In numerous occasions, President Rodrigo Duterte himself has directly threatened to block the renewal of ABS-CBN’s franchise. In one instance, Duterte offered to arrive at a compromise provided that ABS-CBN promotes federalism. Even the Catholic Bishops’ Conference of the Philippines, which has been a staunch critic of Duterte’s war on drugs, was not spared and the renewal of its broadcast franchise was left to languish in Congress after it expired. This, while the administration builds a close circle of bloggers and opinion makers, a select few favored, accredited and resourced by government agents.
Thus, the defense that the Rappler lockdown is an isolated case simply cannot stand. The government has made its message loud and clear: support our agenda or lose your right to operate.
It is time we reclaim our voices and speak back.
Mass media is often referred to as the Fourth Estate, watchdogs against tyranny and a pillar of democracy. It is a major piece in the elaborate system of checks and balances established to prevent abuse of power. Without a free press, without a public sphere that encourages difference and dissent, individual forces increase their capacity to manipulate and monopolize public opinion. Such is exactly how authoritarian regimes are born. This is why we cannot let any attempt to curtail press freedom—however small or “isolated” they may be—simply come to pass.

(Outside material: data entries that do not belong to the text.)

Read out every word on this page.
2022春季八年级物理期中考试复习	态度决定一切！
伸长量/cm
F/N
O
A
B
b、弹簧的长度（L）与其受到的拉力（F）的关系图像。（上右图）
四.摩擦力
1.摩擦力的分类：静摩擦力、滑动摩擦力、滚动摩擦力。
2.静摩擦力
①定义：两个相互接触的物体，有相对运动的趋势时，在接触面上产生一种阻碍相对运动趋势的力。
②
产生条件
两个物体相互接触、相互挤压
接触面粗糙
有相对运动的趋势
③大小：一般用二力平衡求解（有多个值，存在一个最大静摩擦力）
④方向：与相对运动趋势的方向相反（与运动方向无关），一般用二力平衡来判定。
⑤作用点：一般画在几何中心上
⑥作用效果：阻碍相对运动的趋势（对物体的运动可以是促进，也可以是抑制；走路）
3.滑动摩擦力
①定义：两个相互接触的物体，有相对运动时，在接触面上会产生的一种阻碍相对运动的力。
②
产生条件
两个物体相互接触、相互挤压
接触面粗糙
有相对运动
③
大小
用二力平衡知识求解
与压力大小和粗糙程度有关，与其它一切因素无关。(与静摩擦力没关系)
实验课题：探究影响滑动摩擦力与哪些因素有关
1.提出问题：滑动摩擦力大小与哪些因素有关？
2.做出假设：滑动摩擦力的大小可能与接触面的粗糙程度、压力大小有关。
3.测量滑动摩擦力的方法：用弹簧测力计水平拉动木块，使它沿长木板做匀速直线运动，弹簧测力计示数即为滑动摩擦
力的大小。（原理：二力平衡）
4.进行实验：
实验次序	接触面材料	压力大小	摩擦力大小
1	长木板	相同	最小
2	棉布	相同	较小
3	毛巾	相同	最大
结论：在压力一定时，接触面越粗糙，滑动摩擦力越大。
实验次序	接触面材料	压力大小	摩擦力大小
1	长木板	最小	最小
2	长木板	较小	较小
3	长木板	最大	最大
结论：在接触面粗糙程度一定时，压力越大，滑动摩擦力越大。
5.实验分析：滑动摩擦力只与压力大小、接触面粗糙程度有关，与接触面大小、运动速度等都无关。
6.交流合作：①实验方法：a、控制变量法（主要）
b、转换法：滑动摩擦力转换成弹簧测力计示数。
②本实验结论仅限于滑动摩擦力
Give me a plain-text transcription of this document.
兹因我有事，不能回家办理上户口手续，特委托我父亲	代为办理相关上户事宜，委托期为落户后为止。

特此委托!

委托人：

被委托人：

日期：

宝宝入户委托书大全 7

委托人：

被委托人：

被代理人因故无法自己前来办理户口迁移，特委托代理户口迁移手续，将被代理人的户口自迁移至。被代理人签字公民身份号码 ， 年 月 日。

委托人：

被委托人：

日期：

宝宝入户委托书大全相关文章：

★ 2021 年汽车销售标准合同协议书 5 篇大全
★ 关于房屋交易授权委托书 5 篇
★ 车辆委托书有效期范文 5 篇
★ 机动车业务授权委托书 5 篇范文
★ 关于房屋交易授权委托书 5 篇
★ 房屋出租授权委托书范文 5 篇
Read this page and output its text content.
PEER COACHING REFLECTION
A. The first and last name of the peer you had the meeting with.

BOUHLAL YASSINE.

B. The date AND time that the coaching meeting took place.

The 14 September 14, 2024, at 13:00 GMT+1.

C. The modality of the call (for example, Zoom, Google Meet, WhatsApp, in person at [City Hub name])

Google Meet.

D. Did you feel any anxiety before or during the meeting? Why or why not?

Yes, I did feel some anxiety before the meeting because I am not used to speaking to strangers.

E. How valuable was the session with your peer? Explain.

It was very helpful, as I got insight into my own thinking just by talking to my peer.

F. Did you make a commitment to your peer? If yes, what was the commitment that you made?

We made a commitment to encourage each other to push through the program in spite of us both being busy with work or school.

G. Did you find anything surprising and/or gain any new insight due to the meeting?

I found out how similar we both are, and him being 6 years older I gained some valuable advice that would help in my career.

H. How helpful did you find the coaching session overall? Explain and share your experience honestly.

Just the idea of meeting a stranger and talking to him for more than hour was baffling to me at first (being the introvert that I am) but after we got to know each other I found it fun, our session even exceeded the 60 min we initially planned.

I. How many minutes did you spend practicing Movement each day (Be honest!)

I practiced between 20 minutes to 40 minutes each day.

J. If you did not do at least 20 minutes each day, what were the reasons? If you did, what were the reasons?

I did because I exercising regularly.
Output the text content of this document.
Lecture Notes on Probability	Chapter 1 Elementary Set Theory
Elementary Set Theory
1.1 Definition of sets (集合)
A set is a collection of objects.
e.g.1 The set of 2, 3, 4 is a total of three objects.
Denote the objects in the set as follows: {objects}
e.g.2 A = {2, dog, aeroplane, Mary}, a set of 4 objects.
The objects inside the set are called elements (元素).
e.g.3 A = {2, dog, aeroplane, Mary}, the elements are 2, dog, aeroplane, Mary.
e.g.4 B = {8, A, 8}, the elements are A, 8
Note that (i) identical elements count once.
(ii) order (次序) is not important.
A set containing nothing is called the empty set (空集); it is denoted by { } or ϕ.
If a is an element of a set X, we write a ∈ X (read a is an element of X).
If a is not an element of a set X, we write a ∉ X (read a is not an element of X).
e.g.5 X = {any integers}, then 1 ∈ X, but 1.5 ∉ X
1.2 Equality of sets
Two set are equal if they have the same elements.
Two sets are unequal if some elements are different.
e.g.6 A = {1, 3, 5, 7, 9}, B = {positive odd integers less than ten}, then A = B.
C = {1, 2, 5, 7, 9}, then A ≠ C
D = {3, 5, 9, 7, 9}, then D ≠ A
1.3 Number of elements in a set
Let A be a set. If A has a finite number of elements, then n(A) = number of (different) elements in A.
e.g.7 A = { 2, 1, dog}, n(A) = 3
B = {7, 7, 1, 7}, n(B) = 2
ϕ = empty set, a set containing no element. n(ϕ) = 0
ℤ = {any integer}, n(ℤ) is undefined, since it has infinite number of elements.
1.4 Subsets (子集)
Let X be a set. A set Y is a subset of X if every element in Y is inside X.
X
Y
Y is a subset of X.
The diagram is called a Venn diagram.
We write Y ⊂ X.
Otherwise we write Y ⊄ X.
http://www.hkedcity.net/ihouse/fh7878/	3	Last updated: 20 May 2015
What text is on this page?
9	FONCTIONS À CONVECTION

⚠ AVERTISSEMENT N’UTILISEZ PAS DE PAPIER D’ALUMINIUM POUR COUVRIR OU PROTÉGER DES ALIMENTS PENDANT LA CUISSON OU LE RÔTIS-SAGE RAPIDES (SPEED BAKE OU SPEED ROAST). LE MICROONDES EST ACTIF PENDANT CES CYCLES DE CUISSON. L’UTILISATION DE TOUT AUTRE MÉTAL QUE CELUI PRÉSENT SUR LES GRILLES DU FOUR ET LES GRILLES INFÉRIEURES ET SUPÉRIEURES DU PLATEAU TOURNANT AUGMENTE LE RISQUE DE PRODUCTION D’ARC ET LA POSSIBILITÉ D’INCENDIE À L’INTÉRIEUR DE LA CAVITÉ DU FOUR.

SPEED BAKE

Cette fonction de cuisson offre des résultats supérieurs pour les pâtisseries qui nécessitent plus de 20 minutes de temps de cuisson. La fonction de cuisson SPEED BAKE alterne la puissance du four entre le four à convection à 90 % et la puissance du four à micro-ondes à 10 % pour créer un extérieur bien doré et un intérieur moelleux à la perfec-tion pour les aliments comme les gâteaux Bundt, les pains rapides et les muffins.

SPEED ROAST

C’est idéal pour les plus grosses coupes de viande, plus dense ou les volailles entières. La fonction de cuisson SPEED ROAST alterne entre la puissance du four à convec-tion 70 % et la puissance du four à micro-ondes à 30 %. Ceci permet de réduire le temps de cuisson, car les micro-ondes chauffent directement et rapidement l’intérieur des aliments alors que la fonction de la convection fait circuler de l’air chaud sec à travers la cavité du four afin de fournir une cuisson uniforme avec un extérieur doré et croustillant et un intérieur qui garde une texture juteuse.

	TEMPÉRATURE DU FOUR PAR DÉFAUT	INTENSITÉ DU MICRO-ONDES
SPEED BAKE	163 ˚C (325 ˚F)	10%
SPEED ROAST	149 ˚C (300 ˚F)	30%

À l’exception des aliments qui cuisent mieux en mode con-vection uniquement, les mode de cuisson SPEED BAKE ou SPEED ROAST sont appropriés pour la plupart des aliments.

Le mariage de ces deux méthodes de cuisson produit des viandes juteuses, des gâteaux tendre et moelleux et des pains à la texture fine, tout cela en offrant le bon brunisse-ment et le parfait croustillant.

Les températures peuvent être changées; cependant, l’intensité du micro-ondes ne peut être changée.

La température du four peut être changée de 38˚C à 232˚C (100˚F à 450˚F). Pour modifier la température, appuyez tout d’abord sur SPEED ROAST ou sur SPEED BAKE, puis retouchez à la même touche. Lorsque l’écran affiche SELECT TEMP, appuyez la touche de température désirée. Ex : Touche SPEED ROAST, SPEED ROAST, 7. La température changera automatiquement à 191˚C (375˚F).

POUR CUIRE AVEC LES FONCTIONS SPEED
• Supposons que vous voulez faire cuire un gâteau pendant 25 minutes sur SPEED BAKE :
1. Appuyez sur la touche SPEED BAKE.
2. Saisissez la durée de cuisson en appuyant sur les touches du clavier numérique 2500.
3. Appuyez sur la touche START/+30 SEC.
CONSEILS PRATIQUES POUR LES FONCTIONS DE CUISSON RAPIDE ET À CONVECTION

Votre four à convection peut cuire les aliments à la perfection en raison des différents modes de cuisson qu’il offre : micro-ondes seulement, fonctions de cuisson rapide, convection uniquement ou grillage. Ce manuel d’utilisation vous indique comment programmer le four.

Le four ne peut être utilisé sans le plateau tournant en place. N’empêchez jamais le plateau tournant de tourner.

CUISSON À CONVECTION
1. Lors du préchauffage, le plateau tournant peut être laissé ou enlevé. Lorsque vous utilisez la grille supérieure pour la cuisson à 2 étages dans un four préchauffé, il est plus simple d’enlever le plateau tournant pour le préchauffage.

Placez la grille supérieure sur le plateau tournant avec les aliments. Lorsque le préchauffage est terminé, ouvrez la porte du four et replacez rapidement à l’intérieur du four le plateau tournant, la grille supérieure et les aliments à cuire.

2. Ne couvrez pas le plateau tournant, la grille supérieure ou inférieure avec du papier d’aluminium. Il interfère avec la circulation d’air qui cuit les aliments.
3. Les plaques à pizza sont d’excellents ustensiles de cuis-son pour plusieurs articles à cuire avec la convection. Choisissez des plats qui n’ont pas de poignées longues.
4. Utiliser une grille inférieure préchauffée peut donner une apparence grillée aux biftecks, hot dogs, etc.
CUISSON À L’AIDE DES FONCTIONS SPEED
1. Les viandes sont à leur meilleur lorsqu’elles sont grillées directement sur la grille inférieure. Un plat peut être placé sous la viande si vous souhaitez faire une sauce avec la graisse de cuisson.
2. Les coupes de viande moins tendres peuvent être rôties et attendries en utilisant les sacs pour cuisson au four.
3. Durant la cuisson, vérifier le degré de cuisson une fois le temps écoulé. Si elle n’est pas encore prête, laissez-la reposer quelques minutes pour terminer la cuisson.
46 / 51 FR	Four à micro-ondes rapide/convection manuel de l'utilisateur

FMA has always been resolute in its commitment to uphold the freedom of the press, and we will continue to do so. Under international instruments such as the Universal Declaration of Human Rights and the International Covenant on Civil and Political Rights, the Republic of the Philippines is bound to protect the freedom of expression and of the press. But when the State itself emerges as a threat to these freedoms, it is up to civil society and the public to defend them.
We, at FMA, therefore call on the Filipino public to continue to stand its ground against the creeping crackdown of the free press masked as legitimate regulation of mass media ownership. This constitutes indirect media censorship masked as regulatory oversight, with a sinister objective of silencing dissent and free expression.